Я ложился с ней рядом, глядел в потолок и сочинял истории из жизни маленького лучика света. Дочь долго не отпускала меня, прося рассказать то сказку, то еще какую-нибудь историю…
Поездки в глухую деревню, на родину отца, для меня, школьника, были сродни путешествию в далекие страны. В одном месте сразу четыре тетки, ласковые, хлебосольные, строгие. По деревне нельзя было ходить в спортивных, обтягивающих ноги трико, только в брюках. «Сними исподнее, грех, - говорили они, - надень брюки». Но я объясняю им, что занимаюсь спортом и бегаю в них кроссы на Керженец. В гости к теткам я ходил чинно в брюках, не давая поводов для осуждения. Можно было пообедать у одной и идти на что-то вкусненькое к другой, не злоупотребляя их гостеприимством. Тогда я понял, как тяжело им живется и достается кусок хлеба на колхозные трудодни. Видимо, то детское восприятие социальной несправедливости осталось во мне на всю жизнь. Почти всегда я останавливался у тети Насти, вдове, муж у которой погиб на фронте. Они не успели обзавестись детьми: на следующий день после свадьбы началась война, а его тотчас же призвали в армию – до этого он прошел финскую кампанию. Тетка Настя была самая молодая из сестер. Я часто с немым ужасом смотрел на ее крючковатые пальцы, расплющенные тяжелой крестьянской работой и прежде всего дойкой коров на ферме.
Другая, имея на руках трех маленьких детей, не работала в колхозе во время войны, а жила только своим трудом на приусадебном участке, да управляясь с коровой.
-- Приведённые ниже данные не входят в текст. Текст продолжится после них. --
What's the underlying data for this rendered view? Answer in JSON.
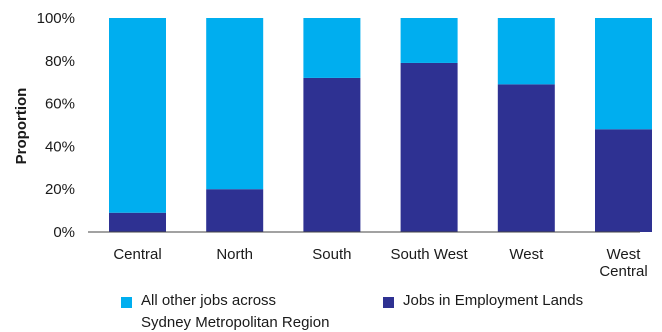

И правильно делала, хотя при назначении государственных пенсий бывшим колхозникам ее обошли и не учли годы на воспитание детей, зато дети были здоровы и помогали матери, чем могли. Третья тетка, боясь колхозного начальства, оставляла годовалого сына одного дома, и он стал инвалидом: после ушиба позвоночника у него вырос горб, а от постоянной простуды мой двоюродный брат почти ослеп.
Тетя Настя еще раз выходить замуж даже и не пыталась, и всю нерастраченную любовь бездетной вдовы направила на меня. Я, испытывавший недостаток материнского чувства, с благодарностью принимал теткино обожание к обоюдной радости. Дороже тех мест для меня нет. Единственным адресатом в России была тетя Настя…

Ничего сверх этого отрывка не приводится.